If these options have been exhausted and our landscape functions and values assured, then larger-scale systems are an option, but only if they do not involve a level of commoditisation and over-capitalisation that will result in land aggregation and energy-intensification, leading to less diversity and the effective colonisation, depopulation and environmental degradation of local regions as they have done through time from Ireland to Nebraska.

The real concern is that all the examples of environmental, community and economic disintegration through industrial agribusiness approaches are evidenced in the United States and around the world.  And yet we run along behind, like lemmings.  I think that is a failure of capacity within our so-called professional and policy environments.

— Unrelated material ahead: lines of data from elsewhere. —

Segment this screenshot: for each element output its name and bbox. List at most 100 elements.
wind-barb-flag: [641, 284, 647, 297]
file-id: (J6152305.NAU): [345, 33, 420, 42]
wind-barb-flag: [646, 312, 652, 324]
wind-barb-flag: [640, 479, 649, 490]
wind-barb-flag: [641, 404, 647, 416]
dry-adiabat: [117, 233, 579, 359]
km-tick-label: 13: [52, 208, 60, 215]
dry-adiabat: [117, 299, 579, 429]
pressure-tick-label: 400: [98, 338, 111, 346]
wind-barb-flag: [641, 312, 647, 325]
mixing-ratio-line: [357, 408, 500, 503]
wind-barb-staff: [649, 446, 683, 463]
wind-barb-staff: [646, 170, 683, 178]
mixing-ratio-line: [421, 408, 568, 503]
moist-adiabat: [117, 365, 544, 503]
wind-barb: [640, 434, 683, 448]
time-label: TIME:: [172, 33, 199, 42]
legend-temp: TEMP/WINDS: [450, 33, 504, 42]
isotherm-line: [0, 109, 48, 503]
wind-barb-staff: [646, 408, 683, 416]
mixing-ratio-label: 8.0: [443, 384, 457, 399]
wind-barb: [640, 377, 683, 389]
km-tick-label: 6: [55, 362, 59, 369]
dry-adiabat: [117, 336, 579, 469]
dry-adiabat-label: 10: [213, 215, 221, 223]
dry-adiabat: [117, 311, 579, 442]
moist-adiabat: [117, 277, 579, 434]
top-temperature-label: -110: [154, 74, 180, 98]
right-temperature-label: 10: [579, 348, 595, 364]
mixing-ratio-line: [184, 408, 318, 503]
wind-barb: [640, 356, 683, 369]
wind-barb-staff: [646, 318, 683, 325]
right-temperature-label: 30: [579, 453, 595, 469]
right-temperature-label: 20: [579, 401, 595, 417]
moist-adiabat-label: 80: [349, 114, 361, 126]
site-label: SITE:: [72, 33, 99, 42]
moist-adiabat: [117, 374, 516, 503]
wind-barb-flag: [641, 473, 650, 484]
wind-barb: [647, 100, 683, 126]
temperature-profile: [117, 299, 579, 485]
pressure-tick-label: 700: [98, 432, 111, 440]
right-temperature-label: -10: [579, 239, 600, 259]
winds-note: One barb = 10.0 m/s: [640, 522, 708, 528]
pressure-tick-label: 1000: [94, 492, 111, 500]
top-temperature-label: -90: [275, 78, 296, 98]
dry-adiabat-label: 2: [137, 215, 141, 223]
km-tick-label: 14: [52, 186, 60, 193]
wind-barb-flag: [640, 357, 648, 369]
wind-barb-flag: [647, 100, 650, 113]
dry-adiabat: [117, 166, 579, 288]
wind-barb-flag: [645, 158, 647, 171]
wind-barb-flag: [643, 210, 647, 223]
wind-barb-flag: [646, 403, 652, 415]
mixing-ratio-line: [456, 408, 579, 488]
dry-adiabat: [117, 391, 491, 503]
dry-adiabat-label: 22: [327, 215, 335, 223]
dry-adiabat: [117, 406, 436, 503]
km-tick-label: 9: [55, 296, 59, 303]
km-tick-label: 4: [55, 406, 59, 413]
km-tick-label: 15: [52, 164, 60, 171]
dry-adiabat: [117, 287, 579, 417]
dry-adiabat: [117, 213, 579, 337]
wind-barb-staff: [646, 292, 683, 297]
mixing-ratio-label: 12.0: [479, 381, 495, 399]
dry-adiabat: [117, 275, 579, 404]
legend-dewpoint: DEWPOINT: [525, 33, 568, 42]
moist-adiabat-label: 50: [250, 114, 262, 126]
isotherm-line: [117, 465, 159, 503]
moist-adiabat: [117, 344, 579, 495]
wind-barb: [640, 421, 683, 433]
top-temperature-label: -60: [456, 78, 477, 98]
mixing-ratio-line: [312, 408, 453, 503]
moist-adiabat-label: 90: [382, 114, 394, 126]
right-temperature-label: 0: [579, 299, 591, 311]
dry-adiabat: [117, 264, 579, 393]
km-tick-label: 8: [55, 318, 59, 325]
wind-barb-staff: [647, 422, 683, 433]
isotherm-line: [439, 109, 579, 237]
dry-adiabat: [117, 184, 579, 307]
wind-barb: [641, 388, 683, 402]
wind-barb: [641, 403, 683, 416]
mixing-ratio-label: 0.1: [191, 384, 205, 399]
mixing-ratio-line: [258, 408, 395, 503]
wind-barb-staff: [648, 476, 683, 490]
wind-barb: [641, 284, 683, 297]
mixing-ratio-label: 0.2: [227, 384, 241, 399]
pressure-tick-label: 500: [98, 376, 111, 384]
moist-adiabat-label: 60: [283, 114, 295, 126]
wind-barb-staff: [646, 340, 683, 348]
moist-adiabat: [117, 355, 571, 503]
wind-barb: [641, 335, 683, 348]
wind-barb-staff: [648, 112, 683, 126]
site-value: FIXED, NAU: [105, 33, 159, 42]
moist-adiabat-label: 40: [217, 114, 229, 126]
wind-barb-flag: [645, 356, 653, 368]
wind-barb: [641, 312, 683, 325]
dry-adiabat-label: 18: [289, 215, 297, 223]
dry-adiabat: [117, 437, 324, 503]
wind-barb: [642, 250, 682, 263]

Authoritarian structures that stifle thought and open dialogue while promoting unthinking loyalty is part of our problem.  But the view that disconnected, linear, and quantitatively obsessed specialisation is on top (rather than on tap) means we create a willing tyranny of ‘experts’, who cannot think.

Chris Perley
Thoughtscapes

An edited version of this article was published in the Hawke’s Bay Today Thursday 26th September, 2013

Chris Perley has a background in embedding himself in our landscapes and fields, in management, policy, consulting and research relating to land use, the environment, provincial economies and communities.  He is an affiliated researcher at Otago University’s Centre for Sustainability.